To prevent such images from being made public, he said, don’t share them in the first place.

Franks compared that argument to saying “if you don’t want your medical records displayed all over Facebook, you shouldn’t have gone to the doctor.”

Exterior photo of The Chefs’ Warehouse at 2801 S. Western Avenue in Chicago.

A woman said she was fired from The Chefs’ Warehouse after her ex-boyfriend allegedly sent nude images of her to her then supervisor.

Matthew Hendrickson/Sun-Times

Workplace repercussions

When McKee allegedly sent the images to the woman’s supervisor at work, the company’s human resources manager told her it was her fault that her ex-boyfriend had gotten the supervisor’s number, she said.

“I think it’s sexist. I’m a female, and they’re all males,” she said of her supervisor and the company’s HR manager. “If it was done to [a man], I think it would be [handled] different.”

The Chefs’ Warehouse did not respond to requests for comment.

In Illinois and other “at-will employment” states, nothing prevents an employer from firing her over the photo — even though she was the victim of a crime, according to Cesar Rosado Marzan, a law professor at Chicago-Kent College of Law who specializes in workplace issues.

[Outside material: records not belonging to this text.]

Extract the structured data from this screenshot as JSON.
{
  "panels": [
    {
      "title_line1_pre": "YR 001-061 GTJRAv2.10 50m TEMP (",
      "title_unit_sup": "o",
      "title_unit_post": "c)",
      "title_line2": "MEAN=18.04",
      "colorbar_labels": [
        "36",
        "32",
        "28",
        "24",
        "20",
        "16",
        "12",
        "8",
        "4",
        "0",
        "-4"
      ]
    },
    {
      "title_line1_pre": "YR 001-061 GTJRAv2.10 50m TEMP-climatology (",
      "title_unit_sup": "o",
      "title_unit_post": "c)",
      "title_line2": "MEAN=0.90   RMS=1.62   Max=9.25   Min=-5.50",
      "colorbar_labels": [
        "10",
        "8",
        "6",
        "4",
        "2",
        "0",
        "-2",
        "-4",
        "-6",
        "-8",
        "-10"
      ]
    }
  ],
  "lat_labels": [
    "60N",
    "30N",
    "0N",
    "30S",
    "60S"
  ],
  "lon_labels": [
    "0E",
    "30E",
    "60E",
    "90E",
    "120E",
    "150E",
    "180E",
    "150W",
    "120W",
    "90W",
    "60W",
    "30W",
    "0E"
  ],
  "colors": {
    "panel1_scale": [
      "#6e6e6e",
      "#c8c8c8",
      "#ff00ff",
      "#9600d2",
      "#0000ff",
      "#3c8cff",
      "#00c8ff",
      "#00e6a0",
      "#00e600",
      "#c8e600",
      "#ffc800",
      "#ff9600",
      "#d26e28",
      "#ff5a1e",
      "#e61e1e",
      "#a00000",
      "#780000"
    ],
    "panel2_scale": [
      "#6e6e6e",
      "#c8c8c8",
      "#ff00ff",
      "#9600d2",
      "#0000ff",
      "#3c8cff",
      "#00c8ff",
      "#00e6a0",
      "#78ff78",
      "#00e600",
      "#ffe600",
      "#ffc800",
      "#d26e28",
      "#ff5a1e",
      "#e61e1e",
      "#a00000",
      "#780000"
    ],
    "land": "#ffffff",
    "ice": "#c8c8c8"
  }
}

Absent legislation in Illinois that would require employers to provide a just cause for termination, low-wage and nonunion workers face particular difficulties bringing wrongful termination cases against bosses, Marzan said.

Franks said she hopes employers will support workers if they’re victims of a crime but said the woman’s story wasn’t unique in revenge porn cases.

“It happens all the time,” she said.